There seems to be a new life to the latest negotiations in the Collective Bargaining Agreement thanks to the NHLPA’s first proposal put forth Tuesday afternoon led by their boss, Donald Fehr.
When the owners put out their outlandish proposal one month ago that included rollbacks in players’ hockey related revenue from 57 percent down to 46; 10 years to unrestricted free agency; contract limits of five years; ending salary arbitration; and the extension of entry level contracts from three years to five, it was widely assumed that the players would put together with an outlandish counter proposal of their own, or perhaps have taken a scene from The Godfather Part II and offer nothing. Obviously, that would have led to bitter negotiations and most likely have delayed the start of the 2012-13 NHL campaign.
However, the PA’s proposal showed what was more important to them. And that is for a new CBA to be signed by September 15th – when the current deal expires – to start the upcoming season on time, and in return to “stabilize the industry” according to Fehr.
According to the union, their proposal includes a smaller percentage of revenues for players and an expanded revenue sharing program to help struggling teams (potential good news for fans of the New York Islanders and even the Phoenix Coyotes). Fehr also said that the players are prepared to surrender as much as $465 million in revenue if the league continues to grow at its average rate and as much as $800 million if the league grows at the rate it has during the last two seasons.
In all, the proposal would have the players accepting a lower percentage for the first three years of the deal, while reverting to the current CBA terms for the fourth and final season.
“We do believe that the proposal the players made today, once implemented, can produce a stable industry … that can give us a chance to move beyond the recurring labour strife that has plagued the NHL the last two decades,” Fehr said about the PA’s offer.
Pittsburgh Penguins star Sidney Crosby, who was in attendance for the talks along with Alexander Ovechkin, Jason Spezza and Steven Stamkos (just to name a few), spoke highly of the PA’s offer.
“I like it a lot,” he said. “I think, as Don said, it’s addressing the issues that the league has. [We're] making sure as players that we do our part to help those [struggling] teams out, but also holding the teams accountable. At the end of the day, it’s going to take both [the players and the owners] to do that.”
Perhaps the most surprising aspect of the NHLPA proposal is that the current salary cap system would still be in place, especially considering that Fehr was an outspoken critic of any salary cap system during the Major League Baseball players strike in August of 1994. The end result was a cancellation of that season’s World Series, the first time that any pro championship was cancelled — of the four major sports — due to labor issues.
The NHL’s version of the hard salary cap was put in place by the owners during the last round of CBA negotiations.
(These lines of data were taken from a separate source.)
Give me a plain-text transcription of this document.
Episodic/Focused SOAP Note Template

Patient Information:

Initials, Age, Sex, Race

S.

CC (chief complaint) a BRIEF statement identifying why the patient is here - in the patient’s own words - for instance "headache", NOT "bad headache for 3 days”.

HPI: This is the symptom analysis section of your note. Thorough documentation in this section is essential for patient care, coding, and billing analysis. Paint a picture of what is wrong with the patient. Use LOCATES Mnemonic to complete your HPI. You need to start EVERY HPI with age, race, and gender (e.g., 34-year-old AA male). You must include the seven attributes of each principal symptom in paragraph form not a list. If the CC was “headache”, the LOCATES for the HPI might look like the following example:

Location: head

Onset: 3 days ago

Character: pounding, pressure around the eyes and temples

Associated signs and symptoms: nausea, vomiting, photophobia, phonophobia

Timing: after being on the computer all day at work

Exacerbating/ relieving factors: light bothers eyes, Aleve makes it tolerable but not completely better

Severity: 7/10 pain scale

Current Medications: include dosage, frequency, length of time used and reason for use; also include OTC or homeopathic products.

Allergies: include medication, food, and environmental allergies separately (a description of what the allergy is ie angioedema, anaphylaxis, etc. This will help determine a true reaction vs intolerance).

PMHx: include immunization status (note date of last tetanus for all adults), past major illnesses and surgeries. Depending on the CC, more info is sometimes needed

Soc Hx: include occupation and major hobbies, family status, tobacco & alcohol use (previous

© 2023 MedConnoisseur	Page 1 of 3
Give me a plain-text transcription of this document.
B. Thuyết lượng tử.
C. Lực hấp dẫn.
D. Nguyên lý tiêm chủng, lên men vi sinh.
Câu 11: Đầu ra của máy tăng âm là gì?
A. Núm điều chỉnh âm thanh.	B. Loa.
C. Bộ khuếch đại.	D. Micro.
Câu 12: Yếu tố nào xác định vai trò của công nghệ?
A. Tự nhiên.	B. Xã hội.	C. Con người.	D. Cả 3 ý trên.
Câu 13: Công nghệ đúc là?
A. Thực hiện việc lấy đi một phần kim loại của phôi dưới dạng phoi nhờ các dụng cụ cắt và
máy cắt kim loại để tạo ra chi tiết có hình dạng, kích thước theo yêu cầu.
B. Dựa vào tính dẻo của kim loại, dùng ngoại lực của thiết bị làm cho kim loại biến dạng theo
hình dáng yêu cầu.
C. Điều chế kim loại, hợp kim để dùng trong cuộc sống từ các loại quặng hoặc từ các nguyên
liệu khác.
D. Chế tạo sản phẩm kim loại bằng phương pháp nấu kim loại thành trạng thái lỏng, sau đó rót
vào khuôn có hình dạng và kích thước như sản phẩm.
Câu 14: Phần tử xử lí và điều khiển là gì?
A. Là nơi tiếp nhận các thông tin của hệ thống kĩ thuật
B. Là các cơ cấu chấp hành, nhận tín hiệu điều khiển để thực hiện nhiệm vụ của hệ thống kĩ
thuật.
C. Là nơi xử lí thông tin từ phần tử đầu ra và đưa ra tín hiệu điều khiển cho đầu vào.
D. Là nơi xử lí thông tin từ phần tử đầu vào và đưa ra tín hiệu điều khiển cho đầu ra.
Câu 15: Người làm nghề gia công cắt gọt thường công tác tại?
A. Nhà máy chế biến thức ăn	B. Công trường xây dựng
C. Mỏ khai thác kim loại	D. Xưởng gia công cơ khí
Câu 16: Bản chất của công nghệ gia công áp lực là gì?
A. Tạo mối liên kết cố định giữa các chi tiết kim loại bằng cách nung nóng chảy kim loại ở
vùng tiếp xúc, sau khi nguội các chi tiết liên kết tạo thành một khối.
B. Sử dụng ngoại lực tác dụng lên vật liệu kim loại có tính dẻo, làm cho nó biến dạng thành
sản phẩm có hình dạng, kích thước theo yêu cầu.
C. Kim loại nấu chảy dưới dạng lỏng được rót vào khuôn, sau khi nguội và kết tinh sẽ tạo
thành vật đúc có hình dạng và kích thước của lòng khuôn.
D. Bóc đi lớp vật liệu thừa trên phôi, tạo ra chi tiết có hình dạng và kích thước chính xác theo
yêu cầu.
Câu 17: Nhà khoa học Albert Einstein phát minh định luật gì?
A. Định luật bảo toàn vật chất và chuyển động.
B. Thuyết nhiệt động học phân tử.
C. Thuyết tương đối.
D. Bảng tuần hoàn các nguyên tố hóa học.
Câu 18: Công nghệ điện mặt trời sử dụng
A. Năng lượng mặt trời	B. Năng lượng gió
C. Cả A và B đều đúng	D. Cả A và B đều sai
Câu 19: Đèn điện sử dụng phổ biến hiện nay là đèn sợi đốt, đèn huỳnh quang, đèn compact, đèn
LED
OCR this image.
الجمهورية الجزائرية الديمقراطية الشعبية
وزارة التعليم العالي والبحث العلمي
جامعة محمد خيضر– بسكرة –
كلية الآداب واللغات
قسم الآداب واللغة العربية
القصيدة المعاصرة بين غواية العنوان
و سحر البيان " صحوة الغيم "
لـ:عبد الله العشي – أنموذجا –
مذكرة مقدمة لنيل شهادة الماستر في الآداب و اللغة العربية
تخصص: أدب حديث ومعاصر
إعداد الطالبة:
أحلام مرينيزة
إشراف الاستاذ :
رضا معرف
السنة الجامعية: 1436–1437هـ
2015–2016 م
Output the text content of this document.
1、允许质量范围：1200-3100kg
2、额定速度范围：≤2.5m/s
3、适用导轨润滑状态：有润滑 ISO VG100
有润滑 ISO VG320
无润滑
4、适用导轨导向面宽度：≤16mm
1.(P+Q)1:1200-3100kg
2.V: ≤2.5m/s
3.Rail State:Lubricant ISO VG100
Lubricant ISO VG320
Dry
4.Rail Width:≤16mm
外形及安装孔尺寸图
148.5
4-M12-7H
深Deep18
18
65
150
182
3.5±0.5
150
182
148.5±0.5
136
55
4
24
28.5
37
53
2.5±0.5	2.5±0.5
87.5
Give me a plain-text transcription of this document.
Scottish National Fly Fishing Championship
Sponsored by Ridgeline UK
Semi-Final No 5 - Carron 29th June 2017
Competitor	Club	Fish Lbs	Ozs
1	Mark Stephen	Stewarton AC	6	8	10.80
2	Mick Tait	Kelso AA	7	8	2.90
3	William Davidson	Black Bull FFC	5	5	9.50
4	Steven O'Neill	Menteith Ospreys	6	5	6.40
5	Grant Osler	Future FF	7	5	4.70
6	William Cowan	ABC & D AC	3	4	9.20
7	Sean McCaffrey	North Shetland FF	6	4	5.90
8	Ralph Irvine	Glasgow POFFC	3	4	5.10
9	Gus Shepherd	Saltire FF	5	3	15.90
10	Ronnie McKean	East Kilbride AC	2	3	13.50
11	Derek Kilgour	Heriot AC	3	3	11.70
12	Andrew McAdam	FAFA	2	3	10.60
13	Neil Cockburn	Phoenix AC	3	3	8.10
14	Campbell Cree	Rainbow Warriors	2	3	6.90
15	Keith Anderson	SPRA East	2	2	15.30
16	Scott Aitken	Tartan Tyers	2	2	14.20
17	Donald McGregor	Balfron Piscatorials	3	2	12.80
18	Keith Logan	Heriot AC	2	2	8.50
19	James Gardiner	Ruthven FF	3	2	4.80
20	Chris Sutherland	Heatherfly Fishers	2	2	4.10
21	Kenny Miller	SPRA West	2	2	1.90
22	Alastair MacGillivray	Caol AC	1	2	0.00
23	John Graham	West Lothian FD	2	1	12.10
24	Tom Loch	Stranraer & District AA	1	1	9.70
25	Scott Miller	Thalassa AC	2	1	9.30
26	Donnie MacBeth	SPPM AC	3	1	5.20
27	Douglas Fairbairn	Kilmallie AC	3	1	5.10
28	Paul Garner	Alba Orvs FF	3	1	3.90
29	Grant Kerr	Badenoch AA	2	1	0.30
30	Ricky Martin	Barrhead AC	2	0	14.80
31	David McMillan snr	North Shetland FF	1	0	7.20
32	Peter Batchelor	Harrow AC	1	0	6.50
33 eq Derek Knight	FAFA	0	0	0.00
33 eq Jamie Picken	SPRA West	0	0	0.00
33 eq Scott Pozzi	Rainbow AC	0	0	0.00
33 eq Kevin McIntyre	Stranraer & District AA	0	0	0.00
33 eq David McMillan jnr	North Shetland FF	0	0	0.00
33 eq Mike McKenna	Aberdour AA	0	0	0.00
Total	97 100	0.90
And although there seemed to be some critics when it was implemented, the cap brought a great deal of parity to the league by forcing teams to spend to the cap floor.
Over time, the cap grew from $39 million for the 2005-06 season to $70.2 million for the 2012-13 campaign (which could be adjusted before the start of the year).
Because of this, Fehr thought there was no need for the union to remove the salary cap, because the owners still fell the need to keep it.
“In essence, when you boil it all down,” said Fehr, “what were suggesting is that the players partner with the financially stronger owners to stabilize the industry and assist the less financially strong ownership groups.”
NHL commissioner Gary Bettman, who has been in the forefront of the league’s last two lockouts — the first being in 1994-95 that resulted in a shortened season — hopes the league examines the PA’s proposal when meetings resume on Wednesday.
“It’s clear to me that they didn’t put this [proposal] together in an hour or two,” he said. “And as a result, we’re going to need to take a little time to evaluate it.”
It’s clear with the current CBA set to expire that both sides have a sense of urgency to get a deal done. And Tuesday’s first proposal showed that the players are serious in starting the season on time.
“The players want a new CBA,” Fehr said. “And they want it soon.”